Archer planned to seek the death penalty again in a re-trial, but Aguirre's lawyers presented the State Attorney's Office with additional evidence "undermining Williams’ alibi and further implicating her emerged in recent pretrial proceedings," according to a news release.
On Monday, the State Attorney's Office announced it was dropping the prosecution of Aguirre, now 38. His second trial was set to begin this week.
"While the State has serious concerns about the credibility of Mr. Aguirre-Jarquin's statement of facts regarding his participation in this incident, the State does not believe further incarceration of Mr. Aguirre-Jarquin is warranted or justified at this time," a spokesperson for the State Attorney's Office said. "We appreciate the efforts of his attorney's in presenting this new evidence."

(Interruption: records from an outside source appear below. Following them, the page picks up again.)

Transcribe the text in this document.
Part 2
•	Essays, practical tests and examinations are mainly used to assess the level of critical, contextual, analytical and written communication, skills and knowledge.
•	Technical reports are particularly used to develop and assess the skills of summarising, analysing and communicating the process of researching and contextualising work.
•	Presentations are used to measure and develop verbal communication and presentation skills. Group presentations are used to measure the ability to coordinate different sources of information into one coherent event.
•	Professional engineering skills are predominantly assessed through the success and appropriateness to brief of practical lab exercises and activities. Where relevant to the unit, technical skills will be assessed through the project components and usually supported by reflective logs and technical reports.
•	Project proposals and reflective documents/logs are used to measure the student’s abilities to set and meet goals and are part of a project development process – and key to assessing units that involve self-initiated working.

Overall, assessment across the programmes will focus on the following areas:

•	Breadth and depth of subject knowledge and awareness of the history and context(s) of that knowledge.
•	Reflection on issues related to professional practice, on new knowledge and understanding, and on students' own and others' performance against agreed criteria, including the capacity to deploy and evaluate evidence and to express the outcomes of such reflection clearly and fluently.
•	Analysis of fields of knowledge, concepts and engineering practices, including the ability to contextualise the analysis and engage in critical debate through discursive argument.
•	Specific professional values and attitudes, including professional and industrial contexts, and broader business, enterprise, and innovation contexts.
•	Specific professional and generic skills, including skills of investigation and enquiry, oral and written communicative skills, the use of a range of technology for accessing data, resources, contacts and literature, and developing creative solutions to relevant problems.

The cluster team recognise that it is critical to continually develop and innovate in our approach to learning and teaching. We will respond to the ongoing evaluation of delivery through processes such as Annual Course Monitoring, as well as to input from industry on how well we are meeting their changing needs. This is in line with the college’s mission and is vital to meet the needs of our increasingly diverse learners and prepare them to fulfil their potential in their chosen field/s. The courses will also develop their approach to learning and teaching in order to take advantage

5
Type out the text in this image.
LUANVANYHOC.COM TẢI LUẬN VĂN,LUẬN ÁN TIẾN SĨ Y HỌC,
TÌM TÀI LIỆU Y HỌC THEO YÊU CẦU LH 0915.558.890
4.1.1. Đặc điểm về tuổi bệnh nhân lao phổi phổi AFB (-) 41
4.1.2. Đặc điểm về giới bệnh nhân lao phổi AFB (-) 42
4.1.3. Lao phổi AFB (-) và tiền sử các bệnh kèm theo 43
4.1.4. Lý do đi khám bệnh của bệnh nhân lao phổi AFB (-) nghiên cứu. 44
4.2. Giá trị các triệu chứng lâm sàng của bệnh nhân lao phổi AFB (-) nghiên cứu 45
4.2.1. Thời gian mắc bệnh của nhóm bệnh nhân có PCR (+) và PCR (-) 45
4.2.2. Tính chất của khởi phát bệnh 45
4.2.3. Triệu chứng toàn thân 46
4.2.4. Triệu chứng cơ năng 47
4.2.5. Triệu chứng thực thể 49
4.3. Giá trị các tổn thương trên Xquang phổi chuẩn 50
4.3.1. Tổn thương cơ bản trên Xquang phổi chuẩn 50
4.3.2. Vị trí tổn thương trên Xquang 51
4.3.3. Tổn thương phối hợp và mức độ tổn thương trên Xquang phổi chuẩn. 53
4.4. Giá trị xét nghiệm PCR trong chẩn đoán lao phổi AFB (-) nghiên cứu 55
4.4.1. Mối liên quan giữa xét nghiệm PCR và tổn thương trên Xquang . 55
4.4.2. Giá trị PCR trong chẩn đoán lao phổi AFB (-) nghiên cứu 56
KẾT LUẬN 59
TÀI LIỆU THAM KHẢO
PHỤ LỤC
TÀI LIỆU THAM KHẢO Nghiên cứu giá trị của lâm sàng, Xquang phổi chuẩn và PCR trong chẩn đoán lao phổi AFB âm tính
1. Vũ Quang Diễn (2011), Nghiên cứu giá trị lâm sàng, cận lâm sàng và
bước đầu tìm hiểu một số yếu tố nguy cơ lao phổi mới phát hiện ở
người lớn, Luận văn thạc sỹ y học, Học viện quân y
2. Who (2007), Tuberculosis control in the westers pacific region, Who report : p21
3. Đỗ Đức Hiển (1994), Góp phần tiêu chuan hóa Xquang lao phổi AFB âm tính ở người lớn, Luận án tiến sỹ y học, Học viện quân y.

Williams has not been charged in the deaths of her mother and grandmother.
A spokesperson for the state attorney's office said prosecutors "will be meeting with the Seminole County Sheriff's Office over the coming weeks to review the evidence and determine if there are any investigative avenues that can be pursued, or any further action to be taken in this case."
Aguirre's exoneration hearing Monday in Seminole County was attended by more than a dozen lawyers who worked on his case over the last decade, along with his two sisters and friends.
After the hearing Aguirre thanked his legal team.
“I have only forgiveness in my heart for those who did wrong to me," Aguirre said.
“Mr. Aguirre was nearly executed for a crime he didn’t commit,” one of Aguirre’s lead trial attorneys, Joshua Dubin, said. “While we are overjoyed that his ordeal is finally over, the case of Clemente Aguirre should serve as a chilling cautionary tale about how dangerous it is when there is a rush to judgment in a capital case."
After the hearing, Aguirre was transferred to a U.S. Immigration and Customs Enforcement facility where his attorneys worked to get him released, said Julia Lucivero, a spokeswoman for the Innocence Project.
Aguirre was released from all custody by 5 p.m. and walked free for the first time in almost 15 years.